2013 U.S. oil and gas M&A deal-making will consist of few transactions for natural gas, Wood Mackenzie researchers forecast. “U.S. shale gas is likely to remain out of favor until expectations of future pricing begin to strengthen,” the Scotland-based firm reports in its annual global M&A review, “and the timing on that event is as yet uncertain.”
Spend on U.S. shale-gas properties fell to some $3 billion in 2012 from as much as $30 billion in 2011. Instead, gas-weighted deal-making was focused in Canada, where buyers anticipate exporting production as LNG (liquefied natural gas), particularly into the heated Asia-Pacific market from plants on the British Columbian coast, the WoodMac team reports in “Global Upstream M&A: 2012 in Review and the Outlook for 2013.”
Buyers of Canadian gas in 2012 included PetroChina Co. Ltd., Chevron Corp. and Petronas. The lattermost’s $5.2-billion bid for Canada-based Progress Energy Resources Corp. received federal approval in December. “Canadian shale-gas spend increased from $3.3 billion in seven deals in 2011 to $11 billion in 13 deals in 2012,” WoodMac reports.
In the U.S., existing LNG-import-plant operators and other firms have filed federal applications to build export facilities. To date, only one-that by Cheniere Energy Inc. for export from Sabine Pass, Louisiana-has received full approval. The U.S. Department of Energy is awaiting a series of public comment on allowing more.
The WoodMac team expects more gas-for-export transaction headlines in 2013-globally. “LNG will remain a key theme, whether through equity stakes in Australasia or in emerging developments in East Africa.”

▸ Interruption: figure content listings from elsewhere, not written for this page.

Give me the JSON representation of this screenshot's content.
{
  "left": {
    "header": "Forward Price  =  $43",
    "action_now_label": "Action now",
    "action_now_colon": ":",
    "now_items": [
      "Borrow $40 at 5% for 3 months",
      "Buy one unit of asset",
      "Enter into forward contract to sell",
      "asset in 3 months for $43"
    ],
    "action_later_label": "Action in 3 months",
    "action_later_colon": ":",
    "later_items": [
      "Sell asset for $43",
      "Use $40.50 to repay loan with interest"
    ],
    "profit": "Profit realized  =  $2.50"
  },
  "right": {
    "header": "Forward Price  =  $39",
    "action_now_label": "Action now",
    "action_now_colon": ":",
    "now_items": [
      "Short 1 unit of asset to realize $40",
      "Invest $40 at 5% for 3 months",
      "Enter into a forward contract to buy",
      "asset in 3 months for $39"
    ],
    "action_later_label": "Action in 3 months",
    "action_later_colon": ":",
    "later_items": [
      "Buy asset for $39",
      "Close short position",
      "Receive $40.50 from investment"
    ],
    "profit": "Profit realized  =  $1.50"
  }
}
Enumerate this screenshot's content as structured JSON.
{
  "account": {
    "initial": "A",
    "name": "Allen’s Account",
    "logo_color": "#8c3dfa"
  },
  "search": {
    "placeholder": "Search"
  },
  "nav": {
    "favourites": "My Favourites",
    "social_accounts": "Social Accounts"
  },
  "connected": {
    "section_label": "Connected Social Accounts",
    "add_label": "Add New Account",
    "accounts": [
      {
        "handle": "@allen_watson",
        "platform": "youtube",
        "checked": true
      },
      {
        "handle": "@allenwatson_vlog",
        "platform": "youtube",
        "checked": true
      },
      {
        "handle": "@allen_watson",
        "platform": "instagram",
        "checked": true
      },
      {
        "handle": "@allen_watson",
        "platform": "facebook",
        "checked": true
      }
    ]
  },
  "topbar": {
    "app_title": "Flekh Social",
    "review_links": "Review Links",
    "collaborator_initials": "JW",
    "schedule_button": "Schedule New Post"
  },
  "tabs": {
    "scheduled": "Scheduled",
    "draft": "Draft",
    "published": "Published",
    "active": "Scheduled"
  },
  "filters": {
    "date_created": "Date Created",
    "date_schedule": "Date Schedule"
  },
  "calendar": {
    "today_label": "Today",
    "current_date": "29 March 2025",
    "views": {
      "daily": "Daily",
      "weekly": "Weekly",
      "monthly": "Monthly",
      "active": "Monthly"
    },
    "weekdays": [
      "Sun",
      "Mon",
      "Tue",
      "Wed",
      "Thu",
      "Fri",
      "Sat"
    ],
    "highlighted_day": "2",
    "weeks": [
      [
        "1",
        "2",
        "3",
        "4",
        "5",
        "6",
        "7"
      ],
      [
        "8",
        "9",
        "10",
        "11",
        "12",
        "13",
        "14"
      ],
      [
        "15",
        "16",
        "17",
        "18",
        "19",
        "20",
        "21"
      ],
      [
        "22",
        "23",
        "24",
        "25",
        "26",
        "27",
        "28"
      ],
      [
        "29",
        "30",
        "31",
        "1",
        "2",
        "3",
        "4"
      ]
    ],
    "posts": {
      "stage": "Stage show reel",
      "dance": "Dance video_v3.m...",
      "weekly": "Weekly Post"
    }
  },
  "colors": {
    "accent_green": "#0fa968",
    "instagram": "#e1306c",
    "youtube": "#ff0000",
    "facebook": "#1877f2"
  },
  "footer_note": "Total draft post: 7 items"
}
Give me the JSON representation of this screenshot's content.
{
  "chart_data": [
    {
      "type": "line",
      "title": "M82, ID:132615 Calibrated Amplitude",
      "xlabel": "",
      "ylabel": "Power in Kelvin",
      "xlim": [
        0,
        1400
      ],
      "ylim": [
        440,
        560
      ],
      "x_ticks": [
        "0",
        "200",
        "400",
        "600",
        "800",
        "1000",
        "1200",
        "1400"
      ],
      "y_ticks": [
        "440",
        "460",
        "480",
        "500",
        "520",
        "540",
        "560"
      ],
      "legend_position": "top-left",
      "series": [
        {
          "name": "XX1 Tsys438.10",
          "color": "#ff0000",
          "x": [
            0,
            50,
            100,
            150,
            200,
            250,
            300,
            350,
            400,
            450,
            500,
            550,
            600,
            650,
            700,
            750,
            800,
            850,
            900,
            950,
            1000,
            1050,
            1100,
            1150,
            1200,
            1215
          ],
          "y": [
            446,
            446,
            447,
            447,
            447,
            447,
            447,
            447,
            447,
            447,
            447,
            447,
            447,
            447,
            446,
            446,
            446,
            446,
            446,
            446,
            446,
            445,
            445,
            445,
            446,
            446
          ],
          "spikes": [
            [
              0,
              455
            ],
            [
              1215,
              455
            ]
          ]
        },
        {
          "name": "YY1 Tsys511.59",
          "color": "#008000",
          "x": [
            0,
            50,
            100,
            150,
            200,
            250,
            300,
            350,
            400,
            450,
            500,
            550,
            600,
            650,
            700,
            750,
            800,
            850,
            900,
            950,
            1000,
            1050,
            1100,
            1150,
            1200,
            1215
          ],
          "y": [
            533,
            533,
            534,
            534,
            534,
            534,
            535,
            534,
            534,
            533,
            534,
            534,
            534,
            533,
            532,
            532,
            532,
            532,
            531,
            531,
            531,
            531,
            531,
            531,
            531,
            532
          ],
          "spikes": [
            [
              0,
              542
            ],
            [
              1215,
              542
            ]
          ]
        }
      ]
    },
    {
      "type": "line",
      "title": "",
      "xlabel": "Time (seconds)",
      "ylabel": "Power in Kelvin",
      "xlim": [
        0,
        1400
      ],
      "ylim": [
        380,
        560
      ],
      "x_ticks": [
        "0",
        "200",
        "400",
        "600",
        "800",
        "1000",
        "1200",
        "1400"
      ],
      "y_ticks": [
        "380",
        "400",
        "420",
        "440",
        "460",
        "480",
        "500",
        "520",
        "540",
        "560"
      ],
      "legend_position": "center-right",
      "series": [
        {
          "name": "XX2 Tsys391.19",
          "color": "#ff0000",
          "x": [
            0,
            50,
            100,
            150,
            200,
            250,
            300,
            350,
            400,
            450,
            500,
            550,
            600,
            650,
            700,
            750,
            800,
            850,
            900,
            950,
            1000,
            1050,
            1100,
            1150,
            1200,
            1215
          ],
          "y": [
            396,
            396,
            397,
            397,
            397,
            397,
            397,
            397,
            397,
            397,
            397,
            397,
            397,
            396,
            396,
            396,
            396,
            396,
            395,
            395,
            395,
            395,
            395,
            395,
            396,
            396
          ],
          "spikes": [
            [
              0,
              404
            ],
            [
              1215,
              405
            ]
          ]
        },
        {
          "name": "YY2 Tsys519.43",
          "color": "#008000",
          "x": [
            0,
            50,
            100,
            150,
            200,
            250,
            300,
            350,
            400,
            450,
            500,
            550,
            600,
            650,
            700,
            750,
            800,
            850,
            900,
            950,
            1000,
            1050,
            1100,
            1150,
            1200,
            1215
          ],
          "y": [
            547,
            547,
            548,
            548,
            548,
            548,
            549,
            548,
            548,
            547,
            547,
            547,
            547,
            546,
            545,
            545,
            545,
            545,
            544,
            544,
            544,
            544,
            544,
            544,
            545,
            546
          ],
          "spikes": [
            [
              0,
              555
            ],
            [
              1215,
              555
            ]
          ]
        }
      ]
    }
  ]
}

In the U.S., meanwhile, buyers will spend more on adding unconventional-oil reserves to their portfolios, the researchers expect. Overall in North America, “the U.S. will see the vast majority of investment, but Canadian, tight-oil M&A could grow as embryonic plays are proved up. Canadian shale gas will continue to attract interest as a feedstock for future LNG developments. (In that,) the upper end of the market will continue to be dominated by Asian players-NOCs (national oil companies) and Japanese trading houses-and the very largest IOCs (international, non-government-held oil companies).”
Of course, U.S. shale gas remains in play with contrarian buyers, so a big deal of this nature “cannot be ruled out,” the team adds.
Otherwise, among unconventional-resource M&A in this and coming years, “Australia aside, unconventional plays outside North America are too immature to attract material M&A spend. We may, however, see some early-stage joint ventures targeting unconventionals in China and Argentina.”